I have a table (Table 1) which is a list of employees and data points about them. The data that populated Table 1 is regularly changed and added to in its source system and then is loaded into another table (Table 2) via a CSV.
If data changes for a certain employee, I want to update one column in that employees record in Table 1 to mark that it has since changed and then add a new row to the table with that employees changed data along with any new employees from Table 2 that didn't already exist in Table 1.
Example:
Table1:
Status | ID | Name | Department | Title
Active 767 John Tech Analyst
Active 789 Alex Tech Courier
Table2:
Status | ID | Name | Department | Title
Active 767 John Tech Director -- the title changed for this employee
Active 789 Alex Tech Courier
Desired Output of Table1:
Status | ID | Name | Department | Title
Active 767 John Tech Director -- Updated Employee data from Table2
Changed 767 John Tech Analyst -- Old Employee Data from Table1
Active 789 Alex Tech Courier
With the query below, I am attempting to update Table1 via an outer join which in theory should append any rows that do not meet the where criteria to the table as a separate row and join on all rows that do meet it. However, the employees with changed data are not being added to the table, only the status is being updated. I want to add employees who have changed their any of their departments, titles, etc. and any new employees that don't already exist in Table1
How can I ensure employees whose data have changed are added as new rows while joining employees that have not.
Query:
UPDATE [Database].[dbo].[CBC_legacy]
SET
[Position Status] =[CBC].[Position Status]

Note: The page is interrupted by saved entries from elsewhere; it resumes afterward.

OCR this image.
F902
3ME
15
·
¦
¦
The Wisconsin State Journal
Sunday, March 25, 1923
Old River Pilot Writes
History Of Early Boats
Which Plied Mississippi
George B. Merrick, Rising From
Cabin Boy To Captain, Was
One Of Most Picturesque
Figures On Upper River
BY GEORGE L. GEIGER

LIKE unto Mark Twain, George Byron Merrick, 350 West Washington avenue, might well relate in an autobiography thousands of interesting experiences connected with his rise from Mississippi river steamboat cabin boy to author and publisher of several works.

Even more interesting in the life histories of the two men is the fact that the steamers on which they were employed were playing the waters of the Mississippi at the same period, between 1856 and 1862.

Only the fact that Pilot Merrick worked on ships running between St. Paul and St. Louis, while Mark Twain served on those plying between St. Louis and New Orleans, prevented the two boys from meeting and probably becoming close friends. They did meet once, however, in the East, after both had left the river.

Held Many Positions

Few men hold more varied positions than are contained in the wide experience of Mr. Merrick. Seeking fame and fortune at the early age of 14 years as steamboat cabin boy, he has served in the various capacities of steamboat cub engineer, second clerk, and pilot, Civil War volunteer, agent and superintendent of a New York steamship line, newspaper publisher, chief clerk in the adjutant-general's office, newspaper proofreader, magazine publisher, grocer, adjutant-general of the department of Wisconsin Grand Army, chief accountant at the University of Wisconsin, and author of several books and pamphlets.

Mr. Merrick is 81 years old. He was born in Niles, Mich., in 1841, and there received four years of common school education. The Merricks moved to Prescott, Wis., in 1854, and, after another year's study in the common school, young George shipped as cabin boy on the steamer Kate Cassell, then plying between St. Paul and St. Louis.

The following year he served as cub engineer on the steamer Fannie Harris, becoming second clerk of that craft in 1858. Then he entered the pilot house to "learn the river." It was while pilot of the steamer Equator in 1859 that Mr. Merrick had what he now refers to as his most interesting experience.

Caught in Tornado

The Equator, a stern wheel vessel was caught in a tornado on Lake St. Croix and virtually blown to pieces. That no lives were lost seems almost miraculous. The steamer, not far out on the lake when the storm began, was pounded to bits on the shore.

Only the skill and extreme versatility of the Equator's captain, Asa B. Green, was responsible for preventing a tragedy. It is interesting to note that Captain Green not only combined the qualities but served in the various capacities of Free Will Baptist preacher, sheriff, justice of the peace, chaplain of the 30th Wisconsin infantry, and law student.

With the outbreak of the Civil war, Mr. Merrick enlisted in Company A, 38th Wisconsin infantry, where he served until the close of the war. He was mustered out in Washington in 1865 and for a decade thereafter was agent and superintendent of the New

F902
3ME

,[Employee ID] = [CBC].[Employee ID]
,[Full Legal Name] = [CBC].[Full Legal Name]
,[Hire/Rehire Date] = [CBC].[Hire/Rehire Date]

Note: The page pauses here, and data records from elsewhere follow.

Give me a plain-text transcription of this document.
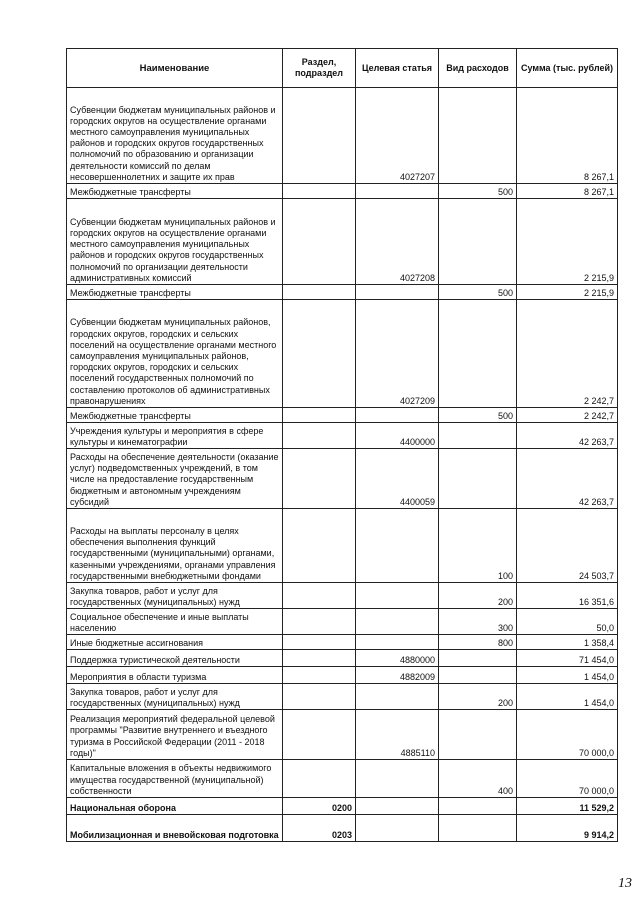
Наименование	Раздел, подраздел	Целевая статья	Вид расходов	Сумма (тыс. рублей)
Субвенции бюджетам муниципальных районов и городских округов на осуществление органами местного самоуправления муниципальных районов и городских округов государственных полномочий по образованию и организации деятельности комиссий по делам несовершеннолетних и защите их прав		4027207		8 267,1
Межбюджетные трансферты			500	8 267,1
Субвенции бюджетам муниципальных районов и городских округов на осуществление органами местного самоуправления муниципальных районов и городских округов государственных полномочий по организации деятельности административных комиссий		4027208		2 215,9
Межбюджетные трансферты			500	2 215,9
Субвенции бюджетам муниципальных районов, городских округов, городских и сельских поселений на осуществление органами местного самоуправления муниципальных районов, городских округов, городских и сельских поселений государственных полномочий по составлению протоколов об административных правонарушениях		4027209		2 242,7
Межбюджетные трансферты			500	2 242,7
Учреждения культуры и мероприятия в сфере культуры и кинематографии		4400000		42 263,7
Расходы на обеспечение деятельности (оказание услуг) подведомственных учреждений, в том числе на предоставление государственным бюджетным и автономным учреждениям субсидий		4400059		42 263,7
Расходы на выплаты персоналу в целях обеспечения выполнения функций государственными (муниципальными) органами, казенными учреждениями, органами управления государственными внебюджетными фондами			100	24 503,7
Закупка товаров, работ и услуг для государственных (муниципальных) нужд			200	16 351,6
Социальное обеспечение и иные выплаты населению			300	50,0
Иные бюджетные ассигнования			800	1 358,4
Поддержка туристической деятельности		4880000		71 454,0
Мероприятия в области туризма		4882009		1 454,0
Закупка товаров, работ и услуг для государственных (муниципальных) нужд			200	1 454,0
Реализация мероприятий федеральной целевой программы "Развитие внутреннего и въездного туризма в Российской Федерации (2011 - 2018 годы)"		4885110		70 000,0
Капитальные вложения в объекты недвижимого имущества государственной (муниципальной) собственности			400	70 000,0
Национальная оборона	0200			11 529,2
Мобилизационная и вневойсковая подготовка	0203			9 914,2
13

,[Annual Salary] = [CBC].[Annual Salary]
,[Job Title] = [CBC].[Job Title]
,[Kamsa Job Code] = [CBC].[Kamsa Job Code]
,[Home Department] = [CBC].[Home Department]
,[Worked In Country] = [CBC].[Worked In Country]

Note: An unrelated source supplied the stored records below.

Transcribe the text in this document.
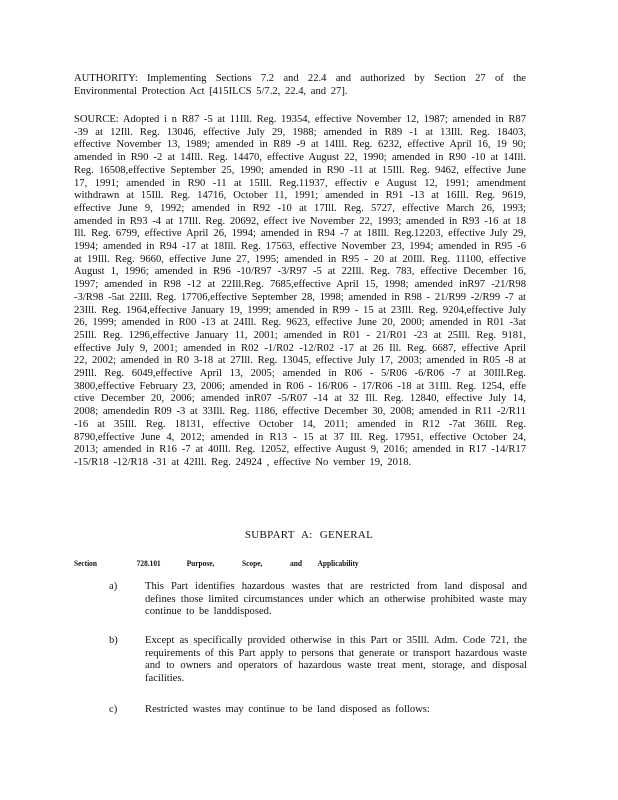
AUTHORITY: Implementing Sections 7.2 and 22.4 and authorized by Section 27 of the Environmental Protection Act [415ILCS 5/7.2, 22.4, and 27].

SOURCE: Adopted i n R87 -5 at 11Ill. Reg. 19354, effective November 12, 1987; amended in R87 -39 at 12Ill. Reg. 13046, effective July 29, 1988; amended in R89 -1 at 13Ill. Reg. 18403, effective November 13, 1989; amended in R89 -9 at 14Ill. Reg. 6232, effective April 16, 19 90; amended in R90 -2 at 14Ill. Reg. 14470, effective August 22, 1990; amended in R90 -10 at 14Ill. Reg. 16508,effective September 25, 1990; amended in R90 -11 at 15Ill. Reg. 9462, effective June 17, 1991; amended in R90 -11 at 15Ill. Reg.11937, effectiv e August 12, 1991; amendment withdrawn at 15Ill. Reg. 14716, October 11, 1991; amended in R91 -13 at 16Ill. Reg. 9619, effective June 9, 1992; amended in R92 -10 at 17Ill. Reg. 5727, effective March 26, 1993; amended in R93 -4 at 17Ill. Reg. 20692, effect ive November 22, 1993; amended in R93 -16 at 18 Ill. Reg. 6799, effective April 26, 1994; amended in R94 -7 at 18Ill. Reg.12203, effective July 29, 1994; amended in R94 -17 at 18Ill. Reg. 17563, effective November 23, 1994; amended in R95 -6 at 19Ill. Reg. 9660, effective June 27, 1995; amended in R95 - 20 at 20Ill. Reg. 11100, effective August 1, 1996; amended in R96 -10/R97 -3/R97 -5 at 22Ill. Reg. 783, effective December 16, 1997; amended in R98 -12 at 22Ill.Reg. 7685,effective April 15, 1998; amended inR97 -21/R98 -3/R98 -5at 22Ill. Reg. 17706,effective September 28, 1998; amended in R98 - 21/R99 -2/R99 -7 at 23Ill. Reg. 1964,effective January 19, 1999; amended in R99 - 15 at 23Ill. Reg. 9204,effective July 26, 1999; amended in R00 -13 at 24Ill. Reg. 9623, effective June 20, 2000; amended in R01 -3at 25Ill. Reg. 1296,effective January 11, 2001; amended in R01 - 21/R01 -23 at 25Ill. Reg. 9181, effective July 9, 2001; amended in R02 -1/R02 -12/R02 -17 at 26 Ill. Reg. 6687, effective April 22, 2002; amended in R0 3-18 at 27Ill. Reg. 13045, effective July 17, 2003; amended in R05 -8 at 29Ill. Reg. 6049,effective April 13, 2005; amended in R06 - 5/R06 -6/R06 -7 at 30Ill.Reg. 3800,effective February 23, 2006; amended in R06 - 16/R06 - 17/R06 -18 at 31Ill. Reg. 1254, effe ctive December 20, 2006; amended inR07 -5/R07 -14 at 32 Ill. Reg. 12840, effective July 14, 2008; amendedin R09 -3 at 33Ill. Reg. 1186, effective December 30, 2008; amended in R11 -2/R11 -16 at 35Ill. Reg. 18131, effective October 14, 2011; amended in R12 -7at 36Ill. Reg. 8790,effective June 4, 2012; amended in R13 - 15 at 37 Ill. Reg. 17951, effective October 24, 2013; amended in R16 -7 at 40Ill. Reg. 12052, effective August 9, 2016; amended in R17 -14/R17 -15/R18 -12/R18 -31 at 42Ill. Reg. 24924 , effective No vember 19, 2018.

SUBPART A: GENERAL
Section	728.101	Purpose,	Scope,	and Applicability
a)	This Part identifies hazardous wastes that are restricted from land disposal and defines those limited circumstances under which an otherwise prohibited waste may continue to be landdisposed.
b)	Except as specifically provided otherwise in this Part or 35Ill. Adm. Code 721, the requirements of this Part apply to persons that generate or transport hazardous waste and to owners and operators of hazardous waste treat ment, storage, and disposal facilities.
c)	Restricted wastes may continue to be land disposed as follows:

,[Budget ID] = [CBC].[Budget ID]
,[Work Location] = [CBC].[Work Location]
,[Regular Pay Currency] = [CBC].[Regular Pay Currency]
FROM [Database].[dbo].[CBC_legacy] AS CBCL
FULL OUTER JOIN [Database].[dbo].[CBC_data] CBC
ON CBCL.[Employee ID] = CBC.[Employee ID]
WHERE [CBC].[Employee ID] = [CBCL].[Employee ID]
AND [CBC].[Job Title] = [CBCL].[Job Title]
AND [CBC].[Home Department] = [CBCL].[Home Department]
AND [CBC].[Annual Salary] = [CBCL].[Annual Salary]
SELECT * FROM [Database].[dbo].[CBC_legacy] ORDER BY [Full Legal Name]
CodePudding user response:
You need 2 queries, one for the update and one for the insert.
I assume that only Department and Title can change in this example, if more columns can change than just add them to the where clause
update t1
set t1.Status = 'Changed'
from table1 t1
inner join table2 t2 on t1.id = t2.id
where (t2.Department <> t1.Department
or
t2.Title <> t1.Title
)
insert into table1
select t2.Status, t2.Id, t2.Name, t2.Department, t2.Title
from table2 t2
left join table1 t1 on t2.id = t1.id
and ( t2.Department <> t1.Department
or
t2.Title <> t1.Title
)
where not exists ( select 1
from table1 t1
where t1.id = t2.id
and t1.status = t2.status
and t1.name = t2.name
and t1.department = t2.department
)
select * from table1 order by id, status
Click on this DBFiddle to see it working
The result is
Status | id | name | department | title |
---|---|---|---|---|
Active | 767 | John | Tech | Director |
Changed | 767 | John | Tech | Analist |
Active | 787 | Alex | Tech | Courier |
Active | 800 | Picard | Tech | Captain |